Monday 7 March 2011

Deluded about reality?

I just signed in here and was suddenly hit by the title of this blog, and by how inaccurate it is. Maybe I felt it once (is it just me or does it seem a bit emo? Well, I was a ‘real’ emo, a teenager who really was depressed) but now it seems the opposite is true: reality is all too real, and what I like to imagine is the illusion.

I’m scared. There, I said it. Time goes on, things change, and it’s hard for me to take. This month marks eight years since I was diagnosed with ME, and this summer will see in nine years since the start of symptoms. So much has changed, and yet some things haven’t. I found myself forced to grow up before my time, to face being ill with no hope of treatment when I was still a child. I am old, “wise” maybe (I hope) beyond my years but well in line with my experiences. And yet there are parts of me that are still that 11 year old girl who never had her chance to grow up. I think these two conflicting sides of me are always going to be there.

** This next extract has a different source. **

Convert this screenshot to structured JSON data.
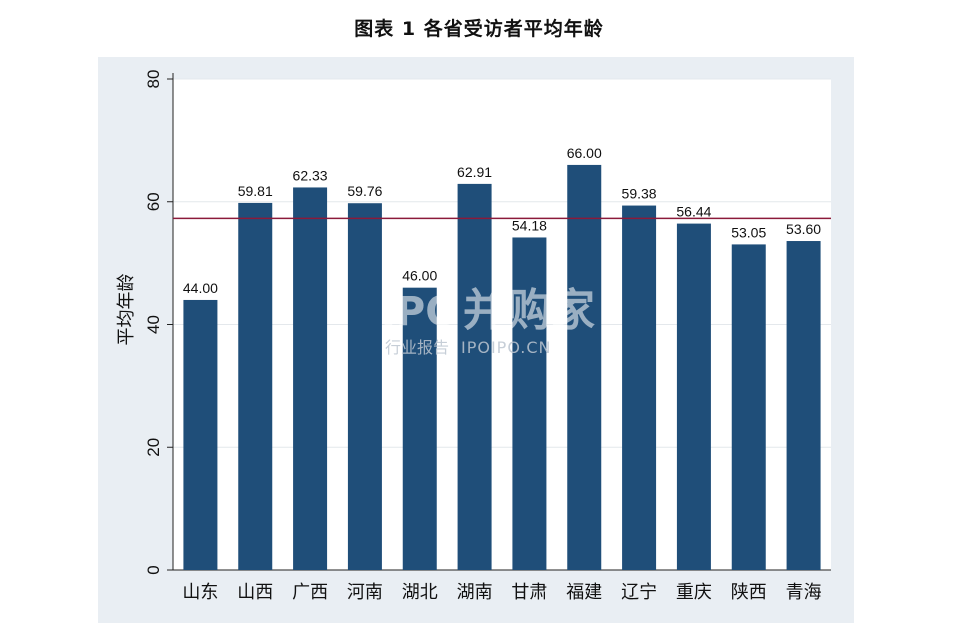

And the changes continue. I’m 20 now, an adult, who should be beginning to make her way in the world. What do other people my age do? They have jobs, or are soon to finish university and have a good education under their belts. I have neither; I’m failing to complete a basic course. I think about moving in with my boyfriend, and real possibility that has been discussed, and I’m terrified, and not for the usual reasons of commitment, but I cower in terror at the idea of having to stand on my own two feet, away from my parents; and frankly, that fear isn’t unfounded, when there are enough times when I struggle to stand up on my own quite literally. How can I face the world when I just want to curl up in bed and sleep to escape the pain tormenting my body and the fatigue that makes it hard to walk to the toilet? How can I face the world when I’m a scared little girl who wants to run away from the reality of what faces her?

For my reality - the reality of constant pain, exhaustion and all the physical stuff; the reality of being left behind while time ticks by, taking my life with it – is, sadly, not an illusion. And somehow I have to find the courage to face up to it.